The influence of the mistic comes from the calling and the working. The calling gathers the energies needed-energies lent to the mistic by one of the Three Paths. The working shapes, completes, and evokes the energy with the intent of the mistic to affect the way of the Paths. The calling and the working require great concentration, focus of spirit, and the gift of the Mists. The rituals performed by the mistic create the space, the thought, and the connection to the Paths needed by the calling and the working. The power of misticism is in evocation not invocation. Misticism is spiritual and magical, emotional and intellectual. Therefore, misticism seems magical but cannot be dispelled like the formulae of mages. Misticism is more than enchantment; it is investment.

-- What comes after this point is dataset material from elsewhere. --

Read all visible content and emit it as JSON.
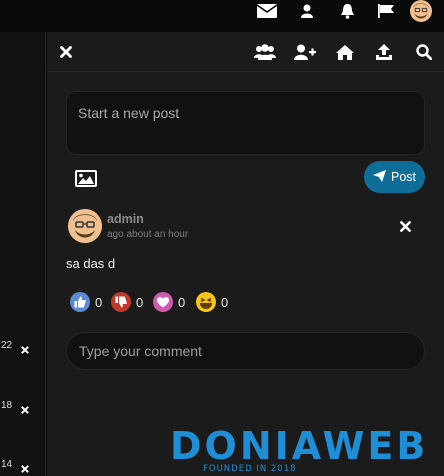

Depending on the ritual and the Path evoked, the results will reflect either the light, the dark, or the void. White misticism attempts to further the Path of Light with rituals of protection, divination, and benefaction. Black misticism works to oppose and darken the Path of White with rituals of cursing, corruption, and deception. Lastly, gray misticism works to erase the Paths of Light and Night with rituals of abjuration, negation, and destruction.

A mistic must align himself or herself with a particular Path. Though a mistic may know and understand the rituals used by the Three Paths, he or she must choose when and if to evoke a Path that goes against his or her chosen alignment.

White mistics very rarely directly affect the course of fate knowing that tampering with destiny, even in minute ways, can cause later, greater repercussions. The realm of Archaea supports and condones the use of White misticism.

Black mistics have little fear of altering the course of fortune and seize every opportunity to challenge Light. Black misticism is often associated with necromancy and the Arche of Spirit. The realm of Archaea forbids the use of Black misticism and necromancy.

Lastly, Gray mistics attempt to negate the influence of both Light and Dark. Some believe the Path of Gray to be a balancing force, a neutral force but such a belief is naive. Gray mistics are extremely few in number for they live in paradox--their existence is absence, their belief is nothing, and their goal is destruction. The Path of Gray is seen to be far worse than either that of Light of Dark because it is neither good nor evil but between-on the one hand, razing, chaotic, sundering and on the other hand, indecisive, hesitating, forever stagnant.

To take on the mantle of the mistic means to forever walk the fine boundary between the Three Paths and to forever understand the doctrine of consequence--that for every action there is a reaction, for every Light there is a Dark, for every creation there is a destruction, and for every gift there is a price.

Mistic Lore and Mistic Ability

Characters do not begin with the ability to use the rituals of misticism. Only characters with Mistic Lore and Mistic Ability can use the power of the calling and the working. Remember, before buying Mistic Ability, the player-character must have some skill in History, Legend Lore, and Magic Lore. Furthermore, the character must have the skill Mistic Lore equal to or greater than the character's level in Mistic Ability. See Chapter Three for details on Mistic Lore and Mistic Ability.

Unlike most other skills and abilities, the power of misticism must be guarded the closest and carefully watched by the Elder of the Realm. Players who take on the role of a mistic must remember the rule of intent and the rule of elders. The Elder has the final word on any judgment calls regarding misticism.